Los Angeles, California – Two Chinese nationals have been arrested for allegedly orchestrating the illegal shipment of high-tech AI chips valued in the millions from the United States to China, the U.S. Department of Justice reported on Tuesday.
Chuan Geng and Shiwei Yang, officials of a company identified as ALX Solutions, allegedly exported these advanced chips without the appropriate licenses over the past three years. The high-profile case underscores ongoing concerns regarding U.S. export controls aimed at preventing the spread of sophisticated technology to China.
Court documents reveal that Nvidia’s H100 graphics processing units were among the items shipped. These chips have become particularly scrutinized due to their pivotal role in artificial intelligence development and U.S. export regulations designed to safeguard national security interests. An Nvidia spokesperson emphasized that smuggling these products is futile, asserting that the company partners with credible distributors to ensure compliance with export laws.
According to the DOJ, documents indicate that ALX Solutions employed only three individuals, with Geng managing finances and Yang serving as the secretary. The third employee’s identity has not been disclosed. Both Geng, a permanent resident of California, and Yang, who overstayed her visa, were said to possess full authority over the company’s logistics.

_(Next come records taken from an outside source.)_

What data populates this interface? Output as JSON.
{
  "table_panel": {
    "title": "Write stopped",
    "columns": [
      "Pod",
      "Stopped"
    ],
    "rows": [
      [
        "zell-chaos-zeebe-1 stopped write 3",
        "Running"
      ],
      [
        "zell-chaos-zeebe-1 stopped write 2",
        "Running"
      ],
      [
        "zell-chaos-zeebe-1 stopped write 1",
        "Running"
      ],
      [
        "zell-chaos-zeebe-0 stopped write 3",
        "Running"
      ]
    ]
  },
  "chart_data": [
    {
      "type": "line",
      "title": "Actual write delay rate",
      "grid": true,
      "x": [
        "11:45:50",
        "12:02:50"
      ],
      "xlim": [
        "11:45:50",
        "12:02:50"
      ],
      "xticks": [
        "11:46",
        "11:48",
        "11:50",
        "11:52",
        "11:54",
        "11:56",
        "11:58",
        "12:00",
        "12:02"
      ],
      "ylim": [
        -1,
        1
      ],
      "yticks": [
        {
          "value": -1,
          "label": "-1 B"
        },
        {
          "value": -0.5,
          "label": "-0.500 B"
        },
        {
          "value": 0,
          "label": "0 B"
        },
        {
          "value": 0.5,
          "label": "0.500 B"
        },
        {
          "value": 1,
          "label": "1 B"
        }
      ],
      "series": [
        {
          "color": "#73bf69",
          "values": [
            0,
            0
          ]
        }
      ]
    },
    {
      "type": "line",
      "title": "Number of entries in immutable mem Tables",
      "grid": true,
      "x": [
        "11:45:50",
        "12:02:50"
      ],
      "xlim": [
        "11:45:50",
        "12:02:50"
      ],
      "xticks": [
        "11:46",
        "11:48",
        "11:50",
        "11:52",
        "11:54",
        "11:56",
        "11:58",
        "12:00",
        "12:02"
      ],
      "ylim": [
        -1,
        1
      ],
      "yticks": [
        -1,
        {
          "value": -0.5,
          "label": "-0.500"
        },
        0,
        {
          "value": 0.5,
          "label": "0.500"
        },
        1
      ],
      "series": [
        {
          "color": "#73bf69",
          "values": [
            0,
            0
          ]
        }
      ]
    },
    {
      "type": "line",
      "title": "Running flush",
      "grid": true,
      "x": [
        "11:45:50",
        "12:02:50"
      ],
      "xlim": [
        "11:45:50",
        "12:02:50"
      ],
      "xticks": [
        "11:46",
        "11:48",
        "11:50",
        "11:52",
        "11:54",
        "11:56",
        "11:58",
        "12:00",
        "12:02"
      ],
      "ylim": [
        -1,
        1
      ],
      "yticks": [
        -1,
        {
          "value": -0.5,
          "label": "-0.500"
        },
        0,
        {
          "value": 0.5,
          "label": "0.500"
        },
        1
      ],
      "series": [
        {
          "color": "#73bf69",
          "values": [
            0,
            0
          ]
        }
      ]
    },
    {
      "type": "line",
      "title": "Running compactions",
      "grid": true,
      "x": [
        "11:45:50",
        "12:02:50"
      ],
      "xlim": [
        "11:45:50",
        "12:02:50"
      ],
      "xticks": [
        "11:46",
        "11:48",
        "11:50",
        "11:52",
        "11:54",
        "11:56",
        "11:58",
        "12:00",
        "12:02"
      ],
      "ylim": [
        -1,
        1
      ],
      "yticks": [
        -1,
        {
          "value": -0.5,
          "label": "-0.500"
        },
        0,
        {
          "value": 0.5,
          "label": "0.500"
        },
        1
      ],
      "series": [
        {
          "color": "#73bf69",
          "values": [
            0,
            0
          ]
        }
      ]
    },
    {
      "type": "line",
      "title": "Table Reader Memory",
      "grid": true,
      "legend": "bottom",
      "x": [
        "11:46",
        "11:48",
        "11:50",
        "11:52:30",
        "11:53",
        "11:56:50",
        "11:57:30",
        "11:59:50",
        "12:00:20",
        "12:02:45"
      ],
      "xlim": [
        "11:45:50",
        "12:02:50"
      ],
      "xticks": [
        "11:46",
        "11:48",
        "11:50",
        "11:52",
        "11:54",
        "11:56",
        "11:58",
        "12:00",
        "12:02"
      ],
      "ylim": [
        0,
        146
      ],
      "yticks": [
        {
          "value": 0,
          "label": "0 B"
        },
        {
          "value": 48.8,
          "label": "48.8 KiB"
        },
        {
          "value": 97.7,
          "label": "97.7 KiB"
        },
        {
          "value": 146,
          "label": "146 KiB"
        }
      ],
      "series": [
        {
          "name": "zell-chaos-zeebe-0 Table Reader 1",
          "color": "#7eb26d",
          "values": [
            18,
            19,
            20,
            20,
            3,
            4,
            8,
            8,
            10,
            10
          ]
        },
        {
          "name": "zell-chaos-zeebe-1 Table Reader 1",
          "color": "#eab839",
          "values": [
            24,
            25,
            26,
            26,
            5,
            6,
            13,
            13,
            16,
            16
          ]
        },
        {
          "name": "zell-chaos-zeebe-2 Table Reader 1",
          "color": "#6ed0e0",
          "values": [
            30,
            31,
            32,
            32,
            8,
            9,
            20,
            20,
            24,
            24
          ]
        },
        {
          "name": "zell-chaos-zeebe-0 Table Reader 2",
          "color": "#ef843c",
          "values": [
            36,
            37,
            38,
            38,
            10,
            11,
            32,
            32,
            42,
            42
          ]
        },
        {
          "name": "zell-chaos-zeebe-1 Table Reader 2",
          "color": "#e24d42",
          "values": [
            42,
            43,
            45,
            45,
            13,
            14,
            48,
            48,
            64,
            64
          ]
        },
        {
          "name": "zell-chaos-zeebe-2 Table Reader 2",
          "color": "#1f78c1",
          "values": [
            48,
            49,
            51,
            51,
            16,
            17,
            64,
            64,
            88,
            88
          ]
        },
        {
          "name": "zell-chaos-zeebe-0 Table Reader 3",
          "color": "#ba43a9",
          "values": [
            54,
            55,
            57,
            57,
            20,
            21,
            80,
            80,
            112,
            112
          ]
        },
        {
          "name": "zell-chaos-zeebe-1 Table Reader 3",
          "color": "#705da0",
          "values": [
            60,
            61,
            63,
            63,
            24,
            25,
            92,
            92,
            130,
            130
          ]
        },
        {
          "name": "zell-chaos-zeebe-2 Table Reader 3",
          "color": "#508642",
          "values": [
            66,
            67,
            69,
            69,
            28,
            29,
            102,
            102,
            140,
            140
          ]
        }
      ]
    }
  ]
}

The DOJ’s investigation highlighted that ALX Solutions repeatedly sent shipments from the U.S. to firms in Singapore and Malaysia between October 2022 and July 2025. These countries are frequently used as logistical hubs to obscure illegal transactions directed toward China. Notably, ALX allegedly did not receive payments from these shipping entities directly; instead, payments were routed through other businesses based in Hong Kong and mainland China.
Additional details from the DOJ indicate that last December, U.S. Customs intercepted a shipment from ALX containing export-controlled computing chips, including the Nvidia H100 and GeForce RTX 4090. The documents specify that no license was sought or obtained for these exports, which are critical components for AI technology.
One invoice, valued at over $28.4 million, claimed the chips were intended for a customer in Singapore. However, a U.S. export control officer found no evidence that the shipment actually arrived in Singapore, and the customer mentioned in the invoice did not exist at the purported address. This raised suspicions about the true end-users of the equipment.
Super Micro Computer, a supplier to ALX Solutions, stated its firm commitment to adhering to U.S. export regulations. While the company refrained from commenting on the ongoing legal proceedings, it offered assurance of full cooperation with authorities.
Yang was arrested on Saturday, while Geng later turned himself in. Both individuals appeared in federal court in Los Angeles on Monday, facing charges that could result in maximum prison sentences of up to 20 years if convicted.
As authorities continue to investigate, ALX Solutions remains largely shrouded in mystery, lacking a public website. However, a related entity named ALX-Cloud, offering cloud computing services, claims to be a subsidiary of the company.
The case highlights not only the complexities of international trade and technology but also the increasing vigilance of U.S. regulatory bodies as they seek to combat illicit export activities that could compromise national security.